The study was carried out with a total of 407 participants, 285 autistic (test group) and 122 healthy children (control group). The ages ranged from 5 to 16. A total of 407 children were examined. DMFT, dmft, plaque index, dental trauma, oral symptoms, developmental and orthodontic disorders of these children were recorded. Participants were also asked to fill a two-part questionnaire. The first part included questions related to the child’s and parents’ demographics such as the child’s age, gender, number of siblings, the mother’s and father’s age, education, occupation and income. The second part included questions related to systemic diseases, drug intake, the dental history of children and their parents, brushing and nutrition habits.

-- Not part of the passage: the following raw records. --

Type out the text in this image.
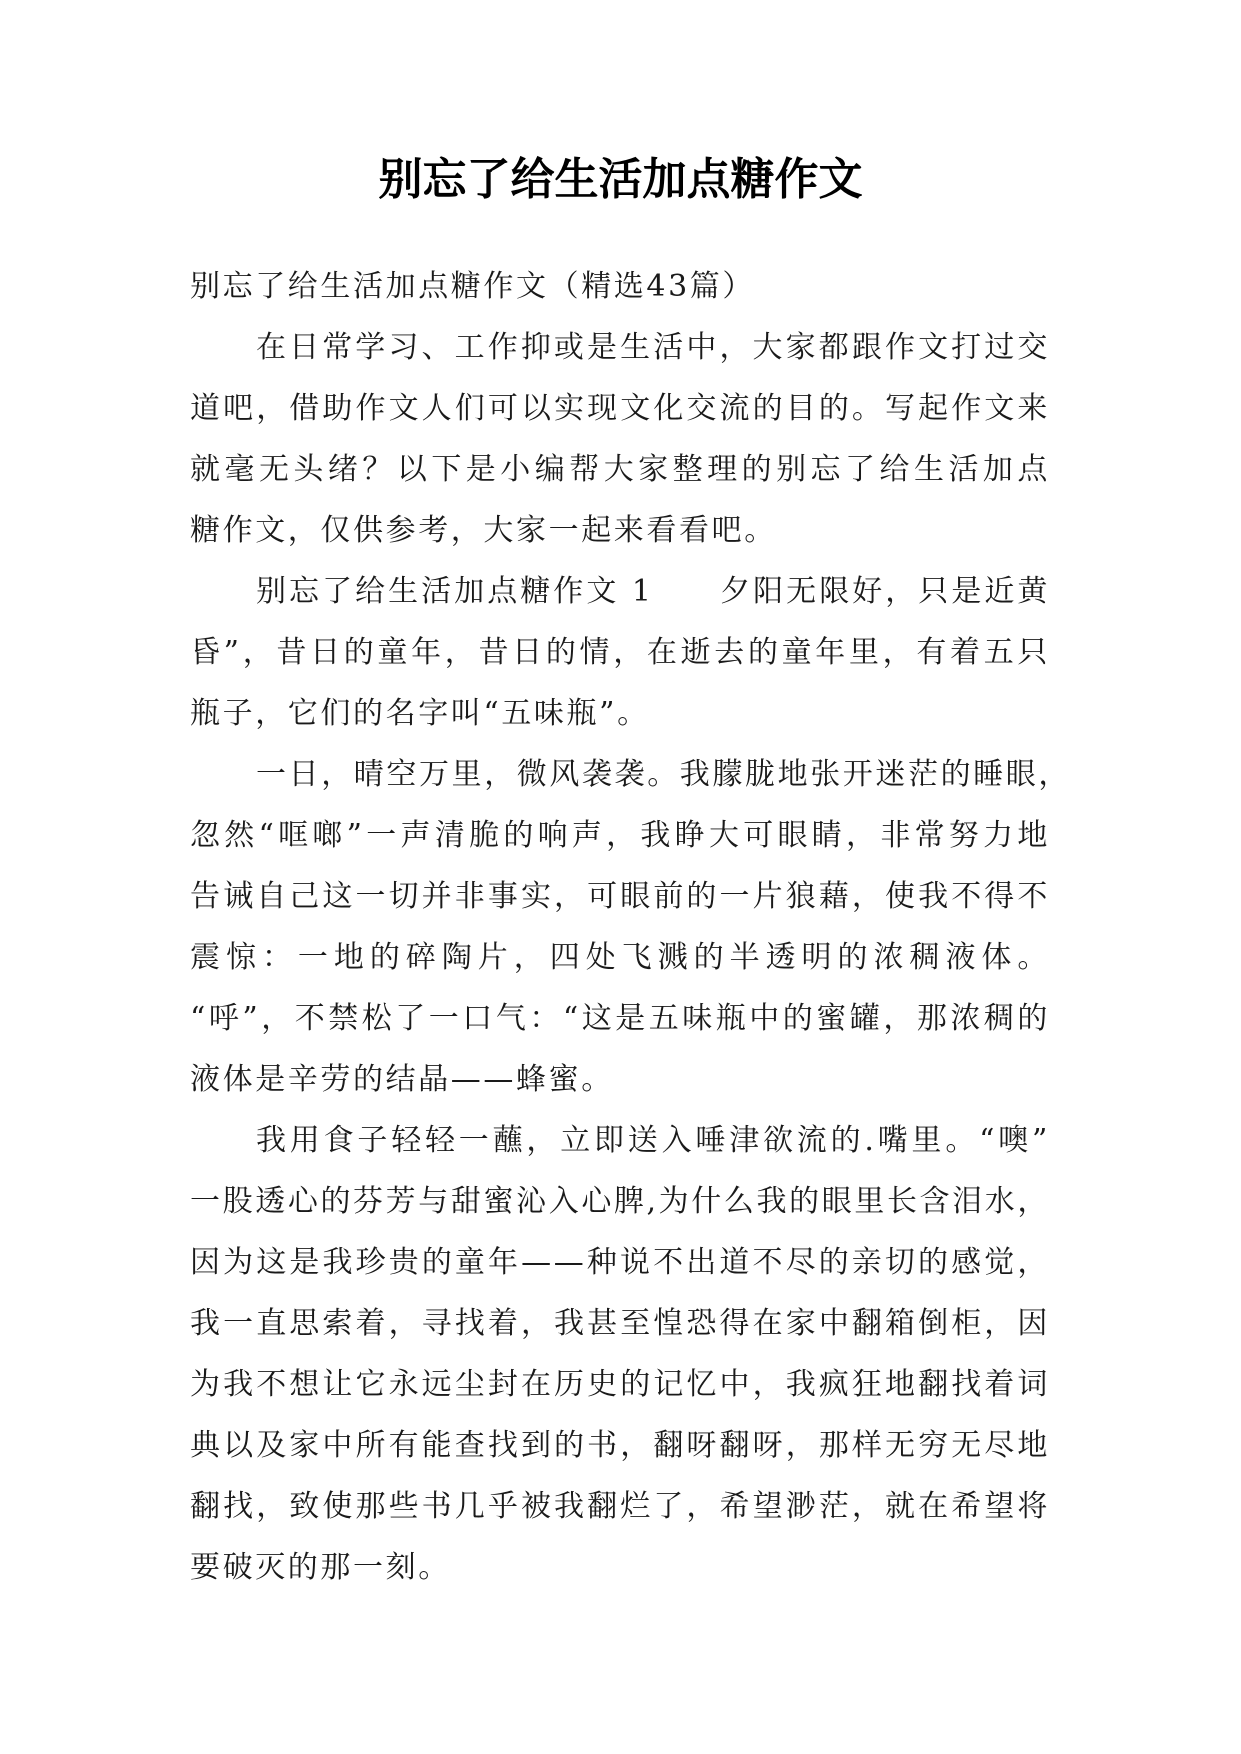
别忘了给生活加点糖作文
别忘了给生活加点糖作文（精选43篇）
在日常学习、工作抑或是生活中，大家都跟作文打过交
道吧，借助作文人们可以实现文化交流的目的。写起作文来
就毫无头绪？以下是小编帮大家整理的别忘了给生活加点
糖作文，仅供参考，大家一起来看看吧。
别忘了给生活加点糖作文 1　　夕阳无限好，只是近黄
昏”，昔日的童年，昔日的情，在逝去的童年里，有着五只
瓶子，它们的名字叫“五味瓶”。
一日，晴空万里，微风袭袭。我朦胧地张开迷茫的睡眼，
忽然“哐啷”一声清脆的响声，我睁大可眼睛，非常努力地
告诫自己这一切并非事实，可眼前的一片狼藉，使我不得不
震惊：一地的碎陶片，四处飞溅的半透明的浓稠液体。
“呼”，不禁松了一口气：“这是五味瓶中的蜜罐，那浓稠的
液体是辛劳的结晶——蜂蜜。
我用食子轻轻一蘸，立即送入唾津欲流的.嘴里。“噢”
一股透心的芬芳与甜蜜沁入心脾,为什么我的眼里长含泪水，
因为这是我珍贵的童年——种说不出道不尽的亲切的感觉，
我一直思索着，寻找着，我甚至惶恐得在家中翻箱倒柜，因
为我不想让它永远尘封在历史的记忆中，我疯狂地翻找着词
典以及家中所有能查找到的书，翻呀翻呀，那样无穷无尽地
翻找，致使那些书几乎被我翻烂了，希望渺茫，就在希望将
要破灭的那一刻。
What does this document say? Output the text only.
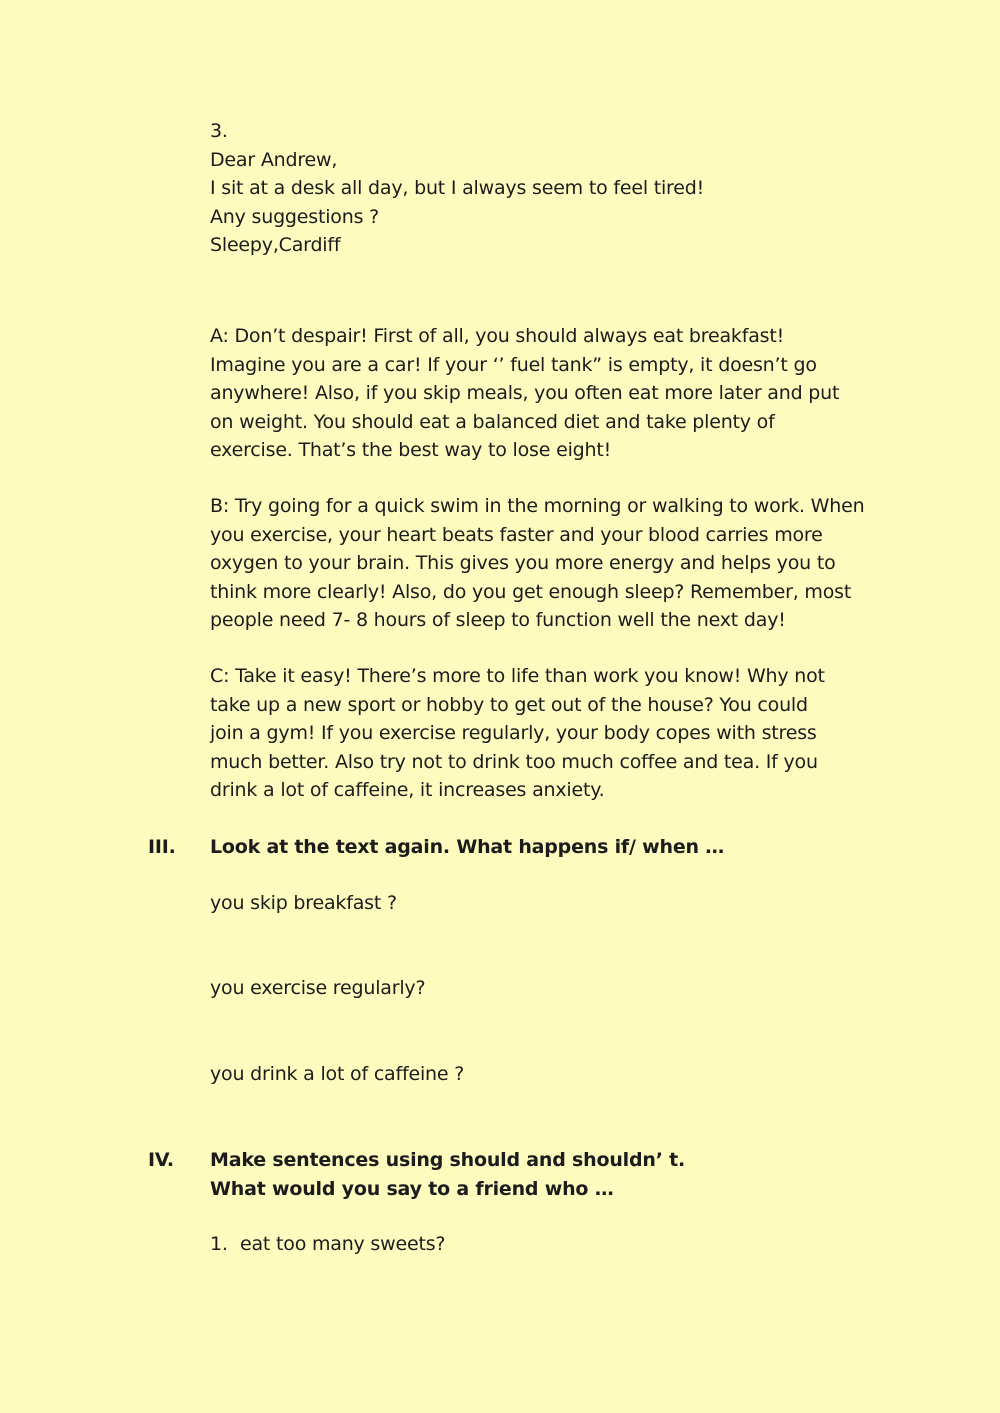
3.

Dear Andrew,

I sit at a desk all day, but I always seem to feel tired!

Any suggestions ?

Sleepy,Cardiff

A: Don’t despair! First of all, you should always eat breakfast!

Imagine you are a car! If your ‘’ fuel tank” is empty, it doesn’t go

anywhere! Also, if you skip meals, you often eat more later and put

on weight. You should eat a balanced diet and take plenty of

exercise. That’s the best way to lose eight!

B: Try going for a quick swim in the morning or walking to work. When

you exercise, your heart beats faster and your blood carries more

oxygen to your brain. This gives you more energy and helps you to

think more clearly! Also, do you get enough sleep? Remember, most

people need 7- 8 hours of sleep to function well the next day!

C: Take it easy! There’s more to life than work you know! Why not

take up a new sport or hobby to get out of the house? You could

join a gym! If you exercise regularly, your body copes with stress

much better. Also try not to drink too much coffee and tea. If you

drink a lot of caffeine, it increases anxiety.

III. Look at the text again. What happens if/ when …
you skip breakfast ?
you exercise regularly?
you drink a lot of caffeine ?
IV. Make sentences using should and shouldn’ t.
What would you say to a friend who …
1. eat too many sweets?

The results from the inferential statistics showed that both DMFT and dmft indices values of the autistic children were lower than those of the healthy children. Caries prevalence of the autistic children was lower compared to the control group. There was also no difference in the plaque index values between the two groups. Drooling of saliva of the autistic children was higher than that of the healthy children. The results showed statistically significant differences between the two groups regarding bruxism, deep-palate and tongue thrusting, though no statistically significant differences were found between the two groups regarding open bite. However, significant differences were observed in terms of dental crowding between the two groups in that the healthy children had more dental crowding than the autistic children.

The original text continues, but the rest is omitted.